According to Kolenič, new politicians who would protect and stand behind human rights principles should get a chance in politics.
Pride lives on
Media reports tended to focus on failures by the police – giving the impression that the Pride rally and its march failed. But the LGBT community sees it differently and the organisers claim the event was a success.
“When we crossed the New Bridge, it wasn’t possible to see the end of the parade from its head, the whole bridge was coloured like a rainbow,” Weisenbacher said, adding that never before had there been such an big event to support the LGBT minority, and he even called it one of the biggest human rights events in Slovakia in the last 10 years.
“It was a great success, not only for gays and lesbians, but mainly for ordinary Slovaks who have shown that they accept minorities and that their rights are important for them also,” he said. “Now it’s the politicians’ turn to listen to them and start dealing with the rights of LGBT people seriously.”
According to Weisenbacher the organisational staff met immediately one day after the parade and took a clear decision to continue their efforts and to organise another pride event next year.
“We’ve got hundreds of supportive messages and congratulations from the whole world and euphoria rules in the community,” he said.

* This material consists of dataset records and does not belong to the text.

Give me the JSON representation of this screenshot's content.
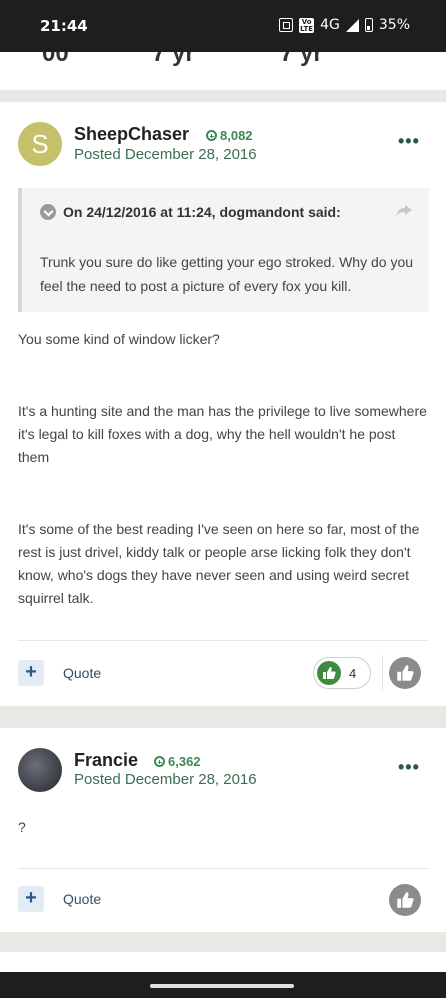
{
  "status_bar": {
    "time": "21:44",
    "network": "4G",
    "battery": "35%",
    "volte_badge": "Vo LTE"
  },
  "top_strip": {
    "values": [
      "00",
      "7 yr",
      "7 yr"
    ]
  },
  "posts": [
    {
      "avatar_letter": "S",
      "author": "SheepChaser",
      "reputation": "8,082",
      "posted": "Posted December 28, 2016",
      "quote": {
        "header": "On 24/12/2016 at 11:24, dogmandont said:",
        "body": "Trunk you sure do like getting your ego stroked. Why do you feel the need to post a picture of every fox you kill."
      },
      "paragraphs": [
        "You some kind of window licker?",
        "It's a hunting site and the man has the privilege to live somewhere it's legal to kill foxes with a dog, why the hell wouldn't he post them",
        "It's some of the best reading I've seen on here so far, most of the rest is just drivel, kiddy talk or people arse licking folk they don't know, who's dogs they have never seen and using weird secret squirrel talk."
      ],
      "actions": {
        "plus": "+",
        "quote": "Quote",
        "like_count": "4"
      }
    },
    {
      "author": "Francie",
      "reputation": "6,362",
      "posted": "Posted December 28, 2016",
      "paragraphs": [
        "?"
      ],
      "actions": {
        "plus": "+",
        "quote": "Quote"
      }
    }
  ],
  "menu_glyph": "•••",
  "colors": {
    "status_bar": "#1e1e1e",
    "separator": "#e9e8e4",
    "reputation": "#3b8a54",
    "like_green": "#3f8a3f",
    "avatar_s": "#c5c069"
  },
  "icons": {
    "quote_toggle": "chevron-down-icon",
    "quote_share": "share-arrow-icon",
    "like": "thumbs-up-icon",
    "menu": "ellipsis-icon"
  }
}
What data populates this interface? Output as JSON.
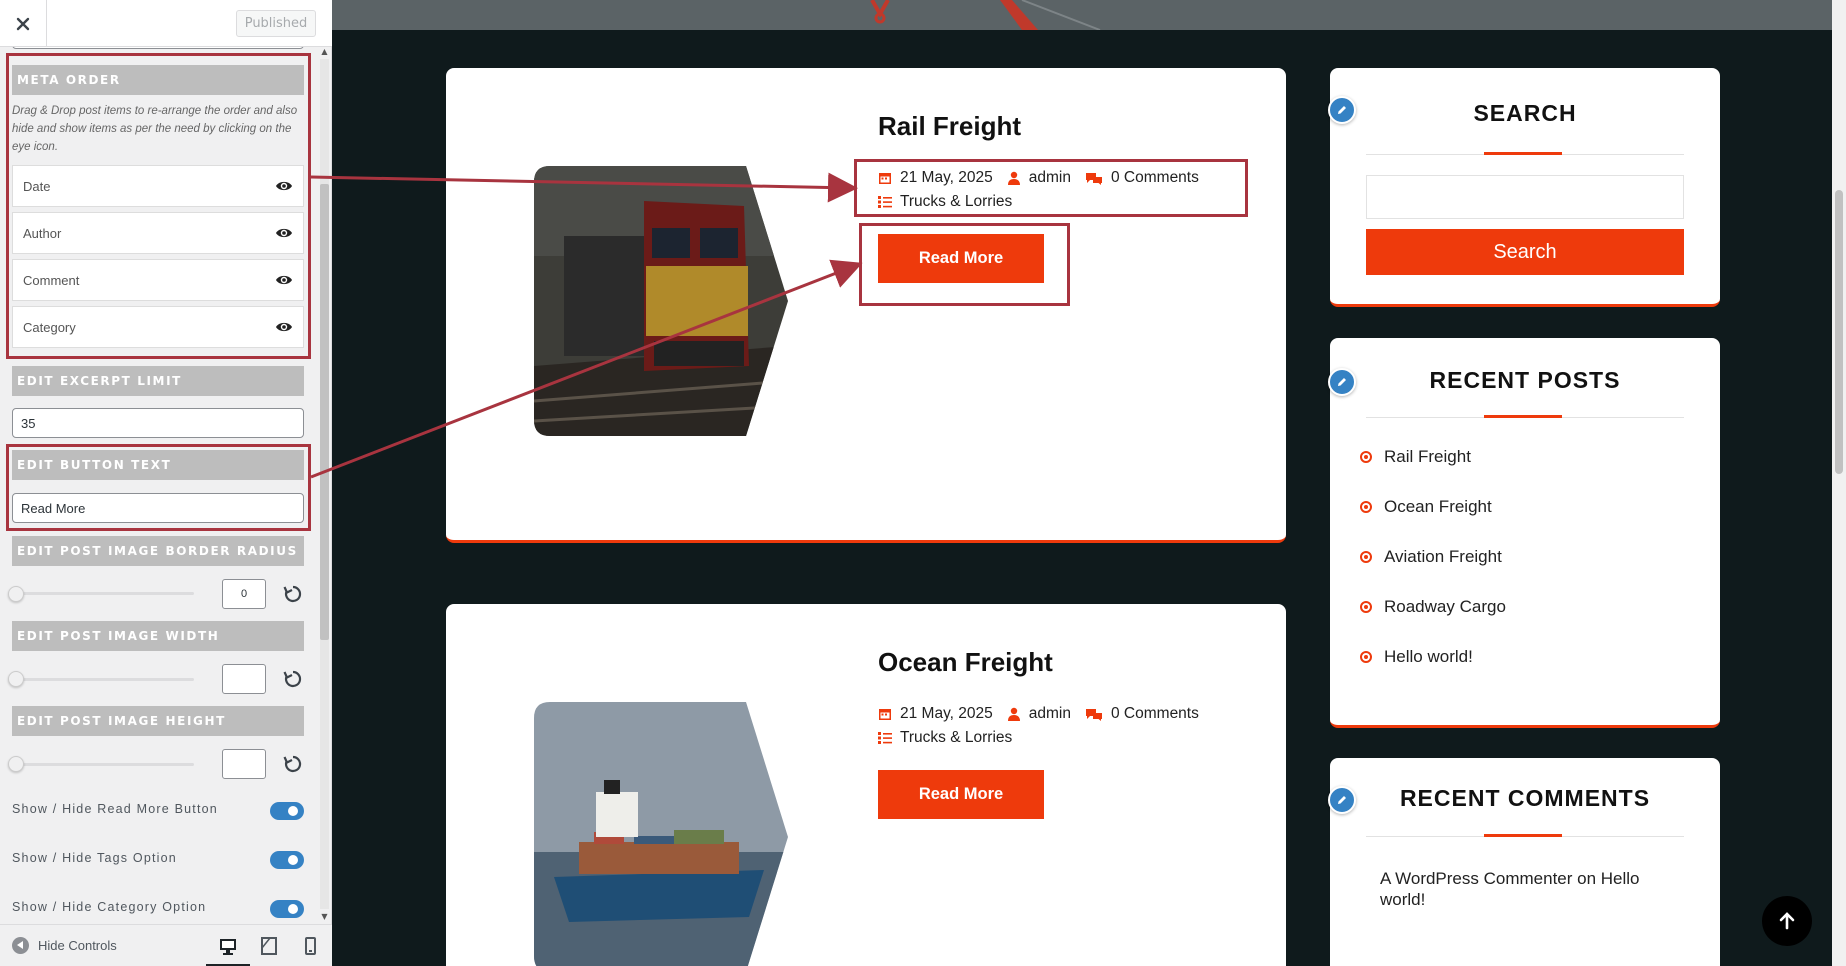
{
  "customizer": {
    "header": {
      "publish_label": "Published"
    },
    "meta_order": {
      "heading": "META ORDER",
      "description": "Drag & Drop post items to re-arrange the order and also hide and show items as per the need by clicking on the eye icon.",
      "items": [
        {
          "label": "Date"
        },
        {
          "label": "Author"
        },
        {
          "label": "Comment"
        },
        {
          "label": "Category"
        }
      ]
    },
    "excerpt_limit": {
      "heading": "EDIT EXCERPT LIMIT",
      "value": "35"
    },
    "button_text": {
      "heading": "EDIT BUTTON TEXT",
      "value": "Read More"
    },
    "border_radius": {
      "heading": "EDIT POST IMAGE BORDER RADIUS",
      "value": "0",
      "level": 0
    },
    "image_width": {
      "heading": "EDIT POST IMAGE WIDTH",
      "value": "",
      "level": 0
    },
    "image_height": {
      "heading": "EDIT POST IMAGE HEIGHT",
      "value": "",
      "level": 0
    },
    "toggles": [
      {
        "label": "Show / Hide Read More Button",
        "on": true
      },
      {
        "label": "Show / Hide Tags Option",
        "on": true
      },
      {
        "label": "Show / Hide Category Option",
        "on": true
      }
    ],
    "footer": {
      "hide_controls_label": "Hide Controls",
      "active_device": "desktop"
    }
  },
  "posts": [
    {
      "title": "Rail Freight",
      "date": "21 May, 2025",
      "author": "admin",
      "comments": "0 Comments",
      "category": "Trucks & Lorries",
      "button": "Read More"
    },
    {
      "title": "Ocean Freight",
      "date": "21 May, 2025",
      "author": "admin",
      "comments": "0 Comments",
      "category": "Trucks & Lorries",
      "button": "Read More"
    }
  ],
  "sidebar_widgets": {
    "search": {
      "title": "SEARCH",
      "button": "Search",
      "placeholder": ""
    },
    "recent_posts": {
      "title": "RECENT POSTS",
      "items": [
        "Rail Freight",
        "Ocean Freight",
        "Aviation Freight",
        "Roadway Cargo",
        "Hello world!"
      ]
    },
    "recent_comments": {
      "title": "RECENT COMMENTS",
      "text": "A WordPress Commenter on Hello world!"
    }
  },
  "colors": {
    "accent": "#ee3a0c",
    "annotation": "#a8343f",
    "wp_blue": "#3582c4"
  }
}
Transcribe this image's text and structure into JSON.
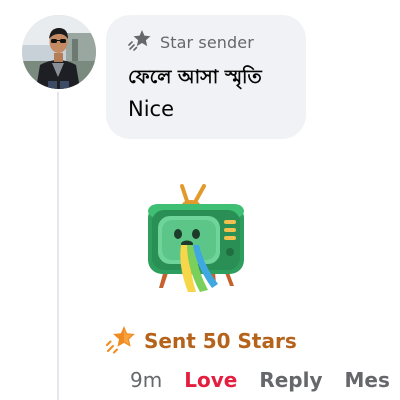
{
  "comment": {
    "sender_badge": "Star sender",
    "author_name": "ফেলে আসা স্মৃতি",
    "text": "Nice"
  },
  "stars": {
    "label": "Sent 50 Stars",
    "accent_color": "#b5621b"
  },
  "actions": {
    "time": "9m",
    "love": "Love",
    "reply": "Reply",
    "more": "Mes"
  },
  "icons": {
    "badge_icon": "star-sender-icon",
    "stars_icon": "stars-icon"
  },
  "colors": {
    "bubble_bg": "#f0f2f5",
    "love_red": "#e41e3f",
    "secondary_text": "#65676b"
  }
}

They have already established a group on Facebook in which they claim they want the message of the Pride event to linger and they are already planning to organise the second edition of Bratislava’s Rainbow Pride in 2011.
Organisers are asking people to donate money to their cause, since as they wrote on their website, they are in red numbers [in financing the event] and some of the organisers had to reach into their own pockets to finance Rainbow Pride, especially after they were fined for leaving Hviezdoslavovo Square one hour earlier than planned without having cleaned the public space.
The rainbow message
Amidst criticism that Slovak society did not show much enthusiasm or tolerance for Rainbow Pride and that this fact encouraged and gave support to the extremists to undertake violent acts, the organisers stress that it is important for the LGBT community to continue to demonstrate their existence in the public domain, arguing that Rainbow Pride also has a political connotation because it speaks to human rights.
“We cannot speak for everyone, but for us it was important to show that we are here, that we want our human rights, and that 20 years after the revolution it’s about time for comprehensive equalisation of all minorities,” Weisenbacher said. “In the Slovak circumstances the aim obviously was also breaking down dangerous stereotypes which some part of the public still believes in because of television or movies.”
Kolenič agreed that the march is an important public call by minority citizens for their rights.
“It’s necessary to show the public, but mainly the politicians and extremists, that we are here and we are resolved to fight for our rights,” Kolenič said. “We ask for nothing extraordinary. For me, it’s important that the law guarantees us our right for a decent life with our partners within the legal security of uniform state rules.”